For the second time in two years, Flashpoint researchers have scrutinized the prices displayed on dark and deep-web underground marketplaces. Result: The prices are stable.
For example, records that are used as the basis for identity theft and in addition to name, date of birth also include the address ("Fullz") between 4 and 10 US dollars per package. In Germany, this information is often enough to buy online for a bill. If the victim's financial information is included in the record, the prices go up to $ 65. The exact price depends on information about US citizens from their credit score, a Schufa score comparable rating.
Data from citizens of other regions of the world, such as Europe or Australia, are considerably more expensive, according to the Flashpoint report. Hundreds of dollars are called for such fullz. The likely reason: a scarce supply of stolen records.
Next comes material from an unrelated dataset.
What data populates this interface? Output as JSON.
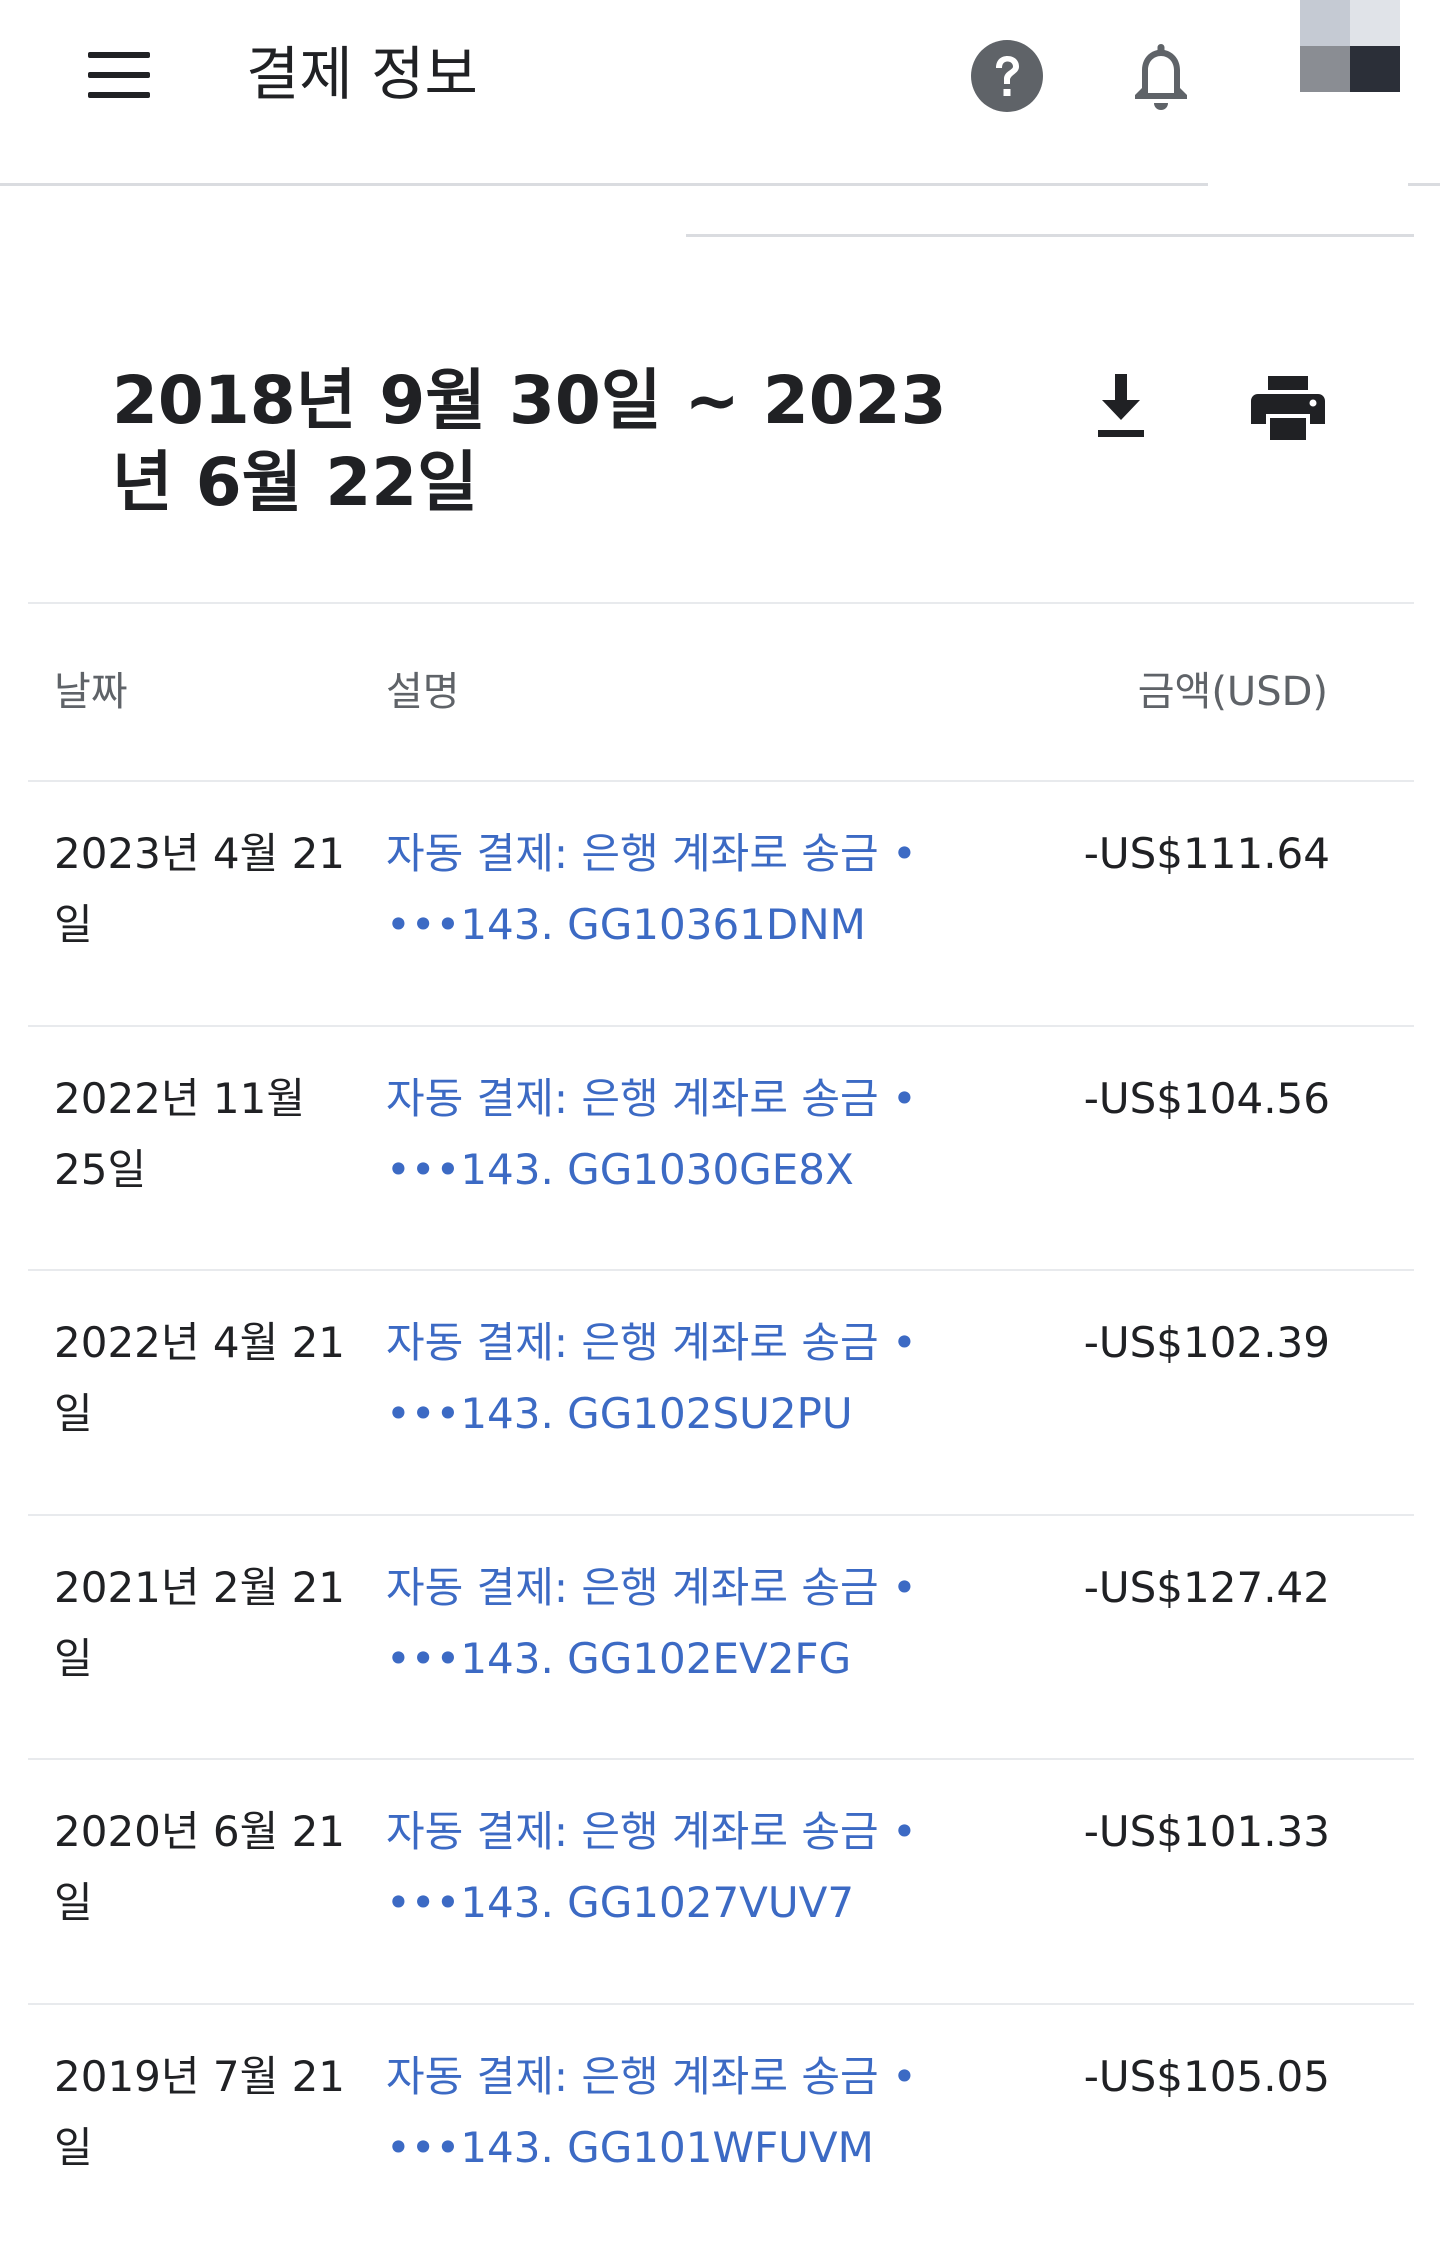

For example, access to a German checking account with a credit limit of $ 7,000 costs $ 175. For comparison: The access data for a US bank account with a limit of $ 10,000 are already on offer for $ 25.
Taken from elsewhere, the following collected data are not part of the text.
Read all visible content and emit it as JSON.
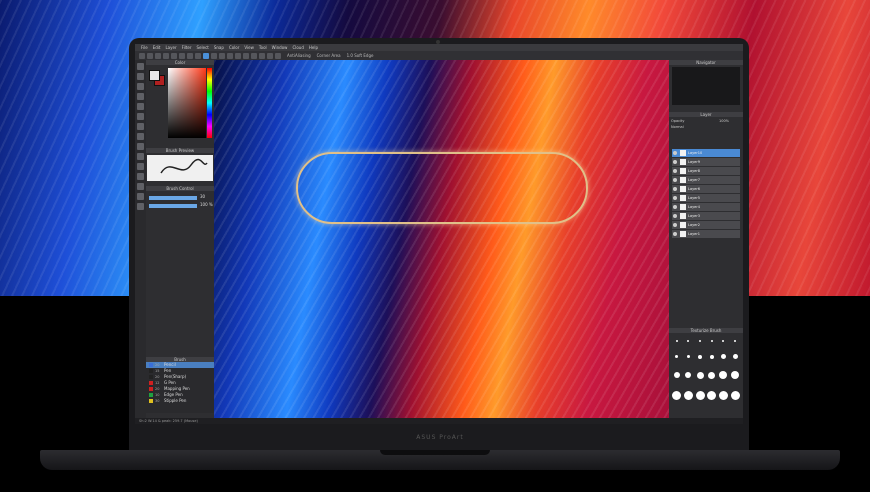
{
  "menubar": {
    "items": [
      "File",
      "Edit",
      "Layer",
      "Filter",
      "Select",
      "Snap",
      "Color",
      "View",
      "Tool",
      "Window",
      "Cloud",
      "Help"
    ]
  },
  "toolbar": {
    "info": "AntiAliasing",
    "mode": "Corner Area",
    "edge": "1.0 Soft Edge"
  },
  "panels": {
    "color": "Color",
    "brush_preview": "Brush Preview",
    "brush_control": "Brush Control",
    "brush": "Brush",
    "navigator": "Navigator",
    "layer": "Layer",
    "texturize": "Texturize Brush"
  },
  "brush_control": {
    "size_value": "30",
    "opacity_value": "100 %"
  },
  "brushes": [
    {
      "size": "20",
      "name": "Pencil",
      "color": "#3a6fd8",
      "selected": true
    },
    {
      "size": "15",
      "name": "Pen",
      "color": "#222222",
      "selected": false
    },
    {
      "size": "20",
      "name": "Pen(Sharp)",
      "color": "#222222",
      "selected": false
    },
    {
      "size": "12",
      "name": "G Pen",
      "color": "#d02020",
      "selected": false
    },
    {
      "size": "20",
      "name": "Mapping Pen",
      "color": "#d02020",
      "selected": false
    },
    {
      "size": "10",
      "name": "Edge Pen",
      "color": "#20a040",
      "selected": false
    },
    {
      "size": "30",
      "name": "Stipple Pen",
      "color": "#e0c020",
      "selected": false
    }
  ],
  "layer": {
    "blend": "Normal",
    "opacity_label": "Opacity",
    "opacity": "100%",
    "names": [
      "Layer10",
      "Layer9",
      "Layer8",
      "Layer7",
      "Layer6",
      "Layer5",
      "Layer4",
      "Layer3",
      "Layer2",
      "Layer1"
    ]
  },
  "status": "Sh:2 W:14 & peak: 259.7 (Mouse)",
  "brand": "ASUS ProArt"
}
A similar picture can be found in documents such as passports: While Photoshop templates, in which criminals can enter arbitrary names and dates of birth, cost US $ 18 for US passports, for German passport templates in PSD format are US 46 -Dollar due. A completely fake passport, however, should cost up to $ 5,000.
Price increase for DDoS service providers
According to Flashpoint, the upper end of the rents for a DDoS botnet was just over $ 30. In the meantime, multiple attacks would be necessary for such attacks on online offers. Depending on the bandwidth and duration of the attack, the prices are between 1 and 150 US dollars. For the maximum price, a one-hour DDoS attack on an on-line service operated by banks, governments or military. Conventional but DDoS-protected sites can be attacked for $ 25 an hour.
RDP (Remote Desktop Protocol) accessible machines are also available. Criminals use them to take over user accounts, send spam or credit card fraud. By misusing the IP addresses of the victims, the criminals are blurring their tracks or undermining geolocation checks.
The providers of hacked RDP servers therefore classify the machines among other things by country, type of IP address (domestic or business), suitability for credit card or online banking scams and so on. Again, prices vary by region and versatility: RDP access to a US-based calculator starts at $ 5, and the rest of the world gets over $ 20. Calculators that allow the login into the PayPal account of the victim, cost from 250 US dollars – including Fullz record.